Repeated dermal toxicicty:
The dermal route was waived; substance is not classified for this endpoint. The substance is considered not to exert any local or systemic adverse effects.
Repeated inhalation toxicicty:
The inhalation route was waived; substance is not classified for this endpoint. When aerosolized in respirable form; when aerosolized in respirable form, the substance is considered likely to behave like an inert dust.

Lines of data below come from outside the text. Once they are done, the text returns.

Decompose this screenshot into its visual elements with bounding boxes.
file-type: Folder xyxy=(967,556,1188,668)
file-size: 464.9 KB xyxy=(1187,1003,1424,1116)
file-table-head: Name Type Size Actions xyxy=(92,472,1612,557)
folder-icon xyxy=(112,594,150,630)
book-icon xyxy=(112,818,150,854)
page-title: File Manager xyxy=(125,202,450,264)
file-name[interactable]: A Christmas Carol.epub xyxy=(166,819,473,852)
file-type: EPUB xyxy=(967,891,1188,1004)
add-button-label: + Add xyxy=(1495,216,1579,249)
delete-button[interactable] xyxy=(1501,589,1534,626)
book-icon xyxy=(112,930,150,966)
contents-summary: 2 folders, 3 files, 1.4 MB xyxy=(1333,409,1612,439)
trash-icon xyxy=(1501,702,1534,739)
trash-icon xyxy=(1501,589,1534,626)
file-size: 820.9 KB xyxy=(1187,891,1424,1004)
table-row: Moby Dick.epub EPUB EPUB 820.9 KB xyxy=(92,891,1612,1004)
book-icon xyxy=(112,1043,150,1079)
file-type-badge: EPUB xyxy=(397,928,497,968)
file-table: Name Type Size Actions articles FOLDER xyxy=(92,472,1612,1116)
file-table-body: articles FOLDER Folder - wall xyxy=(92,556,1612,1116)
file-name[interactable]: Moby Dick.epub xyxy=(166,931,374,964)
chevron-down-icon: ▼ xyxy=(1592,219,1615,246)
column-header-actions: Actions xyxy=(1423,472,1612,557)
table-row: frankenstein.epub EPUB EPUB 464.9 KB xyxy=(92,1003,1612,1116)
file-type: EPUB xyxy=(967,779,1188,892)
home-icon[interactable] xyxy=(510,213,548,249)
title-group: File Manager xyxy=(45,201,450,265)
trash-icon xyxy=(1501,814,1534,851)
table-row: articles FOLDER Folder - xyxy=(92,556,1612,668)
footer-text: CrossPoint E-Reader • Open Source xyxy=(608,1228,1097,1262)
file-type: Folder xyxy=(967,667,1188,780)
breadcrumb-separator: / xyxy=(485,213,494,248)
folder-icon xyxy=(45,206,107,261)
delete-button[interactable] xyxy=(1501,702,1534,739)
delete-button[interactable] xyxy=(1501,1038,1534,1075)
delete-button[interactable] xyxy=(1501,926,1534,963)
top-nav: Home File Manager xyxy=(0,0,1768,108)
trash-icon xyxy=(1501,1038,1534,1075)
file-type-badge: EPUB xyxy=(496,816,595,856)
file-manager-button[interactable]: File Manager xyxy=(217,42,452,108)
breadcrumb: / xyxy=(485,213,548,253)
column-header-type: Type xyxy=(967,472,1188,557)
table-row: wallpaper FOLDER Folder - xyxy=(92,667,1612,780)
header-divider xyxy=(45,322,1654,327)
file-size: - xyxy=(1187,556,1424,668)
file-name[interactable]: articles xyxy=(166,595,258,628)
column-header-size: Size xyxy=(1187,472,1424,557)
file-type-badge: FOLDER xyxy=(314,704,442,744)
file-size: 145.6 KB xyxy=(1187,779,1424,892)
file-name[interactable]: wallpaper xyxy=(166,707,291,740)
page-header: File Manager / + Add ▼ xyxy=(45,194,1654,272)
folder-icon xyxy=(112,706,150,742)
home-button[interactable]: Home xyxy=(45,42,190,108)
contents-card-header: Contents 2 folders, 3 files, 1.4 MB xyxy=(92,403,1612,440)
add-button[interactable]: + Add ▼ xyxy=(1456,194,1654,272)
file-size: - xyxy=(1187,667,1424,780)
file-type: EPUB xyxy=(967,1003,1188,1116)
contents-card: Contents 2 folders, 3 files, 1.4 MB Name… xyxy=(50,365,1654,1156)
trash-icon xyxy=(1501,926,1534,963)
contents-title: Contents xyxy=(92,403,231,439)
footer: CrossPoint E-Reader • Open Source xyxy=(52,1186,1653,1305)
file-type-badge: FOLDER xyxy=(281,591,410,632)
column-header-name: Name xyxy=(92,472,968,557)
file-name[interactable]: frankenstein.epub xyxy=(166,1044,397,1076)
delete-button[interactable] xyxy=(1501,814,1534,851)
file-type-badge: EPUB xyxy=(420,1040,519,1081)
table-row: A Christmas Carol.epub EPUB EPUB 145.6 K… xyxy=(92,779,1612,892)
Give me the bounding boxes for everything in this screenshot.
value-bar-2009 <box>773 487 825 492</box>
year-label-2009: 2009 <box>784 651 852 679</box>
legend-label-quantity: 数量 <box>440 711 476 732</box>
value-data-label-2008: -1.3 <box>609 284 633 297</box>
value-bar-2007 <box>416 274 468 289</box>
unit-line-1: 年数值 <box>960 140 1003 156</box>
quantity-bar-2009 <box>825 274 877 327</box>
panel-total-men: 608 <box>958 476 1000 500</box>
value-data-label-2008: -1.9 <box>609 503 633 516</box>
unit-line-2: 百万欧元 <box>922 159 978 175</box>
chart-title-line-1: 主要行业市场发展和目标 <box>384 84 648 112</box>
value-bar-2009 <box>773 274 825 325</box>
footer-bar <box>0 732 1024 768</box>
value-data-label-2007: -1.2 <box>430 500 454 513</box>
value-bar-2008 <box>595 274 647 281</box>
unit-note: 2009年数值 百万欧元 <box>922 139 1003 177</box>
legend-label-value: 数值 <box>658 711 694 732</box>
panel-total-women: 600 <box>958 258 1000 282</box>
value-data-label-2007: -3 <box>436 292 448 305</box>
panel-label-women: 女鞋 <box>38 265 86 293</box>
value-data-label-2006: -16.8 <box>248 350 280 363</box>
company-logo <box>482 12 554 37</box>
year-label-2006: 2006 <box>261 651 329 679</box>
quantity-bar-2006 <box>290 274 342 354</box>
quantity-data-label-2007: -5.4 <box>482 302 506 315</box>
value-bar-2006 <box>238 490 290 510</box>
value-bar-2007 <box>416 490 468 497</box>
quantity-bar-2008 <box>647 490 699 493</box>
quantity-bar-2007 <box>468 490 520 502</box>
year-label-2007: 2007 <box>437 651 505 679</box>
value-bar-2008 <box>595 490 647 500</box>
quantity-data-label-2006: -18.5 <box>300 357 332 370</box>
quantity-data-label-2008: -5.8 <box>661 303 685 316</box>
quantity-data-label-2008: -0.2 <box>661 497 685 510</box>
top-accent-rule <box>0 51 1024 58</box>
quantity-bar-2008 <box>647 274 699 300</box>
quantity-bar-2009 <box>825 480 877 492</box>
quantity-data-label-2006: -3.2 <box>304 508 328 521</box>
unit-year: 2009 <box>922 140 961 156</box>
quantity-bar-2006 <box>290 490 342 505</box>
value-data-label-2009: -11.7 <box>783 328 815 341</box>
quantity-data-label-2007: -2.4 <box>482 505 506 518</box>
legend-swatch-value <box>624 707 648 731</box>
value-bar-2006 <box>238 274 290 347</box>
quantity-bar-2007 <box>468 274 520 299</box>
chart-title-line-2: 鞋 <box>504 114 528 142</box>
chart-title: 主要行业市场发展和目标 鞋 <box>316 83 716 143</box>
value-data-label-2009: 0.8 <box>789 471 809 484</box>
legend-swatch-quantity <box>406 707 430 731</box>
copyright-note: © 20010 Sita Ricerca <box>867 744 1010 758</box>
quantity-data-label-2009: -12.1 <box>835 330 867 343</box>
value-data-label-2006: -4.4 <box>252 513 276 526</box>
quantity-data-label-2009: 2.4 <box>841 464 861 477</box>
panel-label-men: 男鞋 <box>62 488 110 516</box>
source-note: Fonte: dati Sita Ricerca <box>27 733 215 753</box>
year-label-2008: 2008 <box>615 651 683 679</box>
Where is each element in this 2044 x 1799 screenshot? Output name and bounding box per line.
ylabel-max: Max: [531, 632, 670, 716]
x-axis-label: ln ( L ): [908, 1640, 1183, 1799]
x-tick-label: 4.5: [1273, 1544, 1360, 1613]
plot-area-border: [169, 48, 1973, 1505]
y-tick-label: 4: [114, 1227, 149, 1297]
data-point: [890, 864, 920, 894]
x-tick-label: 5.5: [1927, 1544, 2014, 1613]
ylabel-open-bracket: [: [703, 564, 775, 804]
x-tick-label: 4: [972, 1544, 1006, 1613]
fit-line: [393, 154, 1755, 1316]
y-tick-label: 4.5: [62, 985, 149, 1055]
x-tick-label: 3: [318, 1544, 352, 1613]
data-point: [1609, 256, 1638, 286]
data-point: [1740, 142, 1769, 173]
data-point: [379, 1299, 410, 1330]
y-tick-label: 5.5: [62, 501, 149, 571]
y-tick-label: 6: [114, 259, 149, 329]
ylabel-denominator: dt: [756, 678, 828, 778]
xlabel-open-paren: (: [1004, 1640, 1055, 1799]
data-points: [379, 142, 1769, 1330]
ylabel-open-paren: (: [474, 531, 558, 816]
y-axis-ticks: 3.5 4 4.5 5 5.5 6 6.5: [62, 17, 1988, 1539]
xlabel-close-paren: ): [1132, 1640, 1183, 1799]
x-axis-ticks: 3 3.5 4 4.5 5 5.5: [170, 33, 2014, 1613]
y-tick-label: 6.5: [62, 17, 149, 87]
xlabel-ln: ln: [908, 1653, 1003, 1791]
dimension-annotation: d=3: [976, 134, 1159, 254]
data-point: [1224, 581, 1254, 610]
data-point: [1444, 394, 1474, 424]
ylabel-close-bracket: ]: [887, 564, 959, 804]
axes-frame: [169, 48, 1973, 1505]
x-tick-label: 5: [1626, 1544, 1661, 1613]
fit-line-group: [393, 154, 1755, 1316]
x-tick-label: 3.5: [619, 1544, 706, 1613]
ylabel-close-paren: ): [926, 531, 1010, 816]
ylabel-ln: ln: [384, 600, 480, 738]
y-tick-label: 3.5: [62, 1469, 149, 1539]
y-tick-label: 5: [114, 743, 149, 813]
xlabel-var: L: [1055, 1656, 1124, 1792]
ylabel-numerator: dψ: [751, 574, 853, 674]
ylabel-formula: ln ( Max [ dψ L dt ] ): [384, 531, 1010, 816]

Key value for chemical safety assessment

Repeated dose toxicity: via oral route - systemic effects

Endpoint conclusion
Dose descriptor:
NOAEL
1 000 mg/kg bw/day
Study duration:
subacute
Species:
rat

Additional information

Justification for classification or non-classification

Pigment Red 112 does not have to be classified regarding systemic and target organ toxicity after repeated oral exposure according to the criteria laid down in the EU Dangerous Substances Directive (67/548/EEC) and in the EU Classification Labelling and Packaging Regulation (1272/2008/EC), because

- Pigment Red 112 caused no relevant systemic effects and revealed a NOAEL of 1000 mg/kg/day in a 28 -day oral gavage study in rats and due to the virtual absence of bioavailability and toxic effects of Pigment Red 112, the performing of a 90-day repeated dose toxicity study was considered scientifically unnecessary.

 

It can reasonably be deduced that Pigment Red 112 does not exert systemic toxic effects after repeated dermal application and thus does not have to be classified according to the criteria laid down in the EU Dangerous Substances Directive (67/548/EEC) and in the EU Classification Labelling and Packaging Regulation (1272/2008/EC) and that testing is not scientifically necessary, because

- Pigment Red 112 caused no relevant systemic effects and revealed a NOAEL of 1000 mg/kg/day in a 28-day oral gavage study in rats and due to the virtual absence of bioavailability and toxic effects of Pigment Red 112, the performing of a 90-day repeated dose toxicity study was considered scientifically unnecessary,

- it is unlikely that Pigment Red 112 becomes systemically bioavailable after skin contact due to its extremely low solubility in water and n-octanol,

- Pigment Red 112 does not have to be classified as skin sensitizing (refering to the pigment as such notwithstanding effects of impurities) or as skin or eye irritating, indicating that its chemical inertness and extremely low solubility in water and n-octanol largely prevent interaction with living cells and tissues.

 

It can reasonably be deduced that Pigment Red 112 does not have to be classified regarding systemic and target organ toxicity after repeated inhalation exposure according to the criteria laid down in the EU Dangerous Substances Directive (67/548/EEC) and in the EU Classification Labelling and Packaging Regulation (1272/2008/EC) and that testing is not scientifically necessary, because

- Pigment Red 112 caused no relevant systemic effects and revealed a NOAEL of 1000 mg/kg/day in a 28-day oral gavage study in rats;

- due to the virtual absence of bioavailability and toxic effects of Pigment Red 112, performance of a 90-day repeated dose toxicity study was considered scientifically unnecessary,

- it is unlikely that Pigment Red 112 becomes systemically bioavailable to a relevant extend after inhalation due to its extremely low solubility in water and n-octanol,

- Pigment Red 122 does not have to be classified as skin sensitizing (refering to the pigment as such notwithstanding effects of impurities) or

as skin or eye irritating, indicating that its chemical inertness and extremely low solubility in water and n-octanol largely prevent interaction with living cells and tissues,

- and although Pigment Red 112, when aerosolized in respirable form, is likely to behave like an inert dust which may cause a mild form of inflammatory lung reaction upon high long-term, repeated inhalation exposure mediated by the activation of alveolar macrophages by deposited non-biodegradable particles.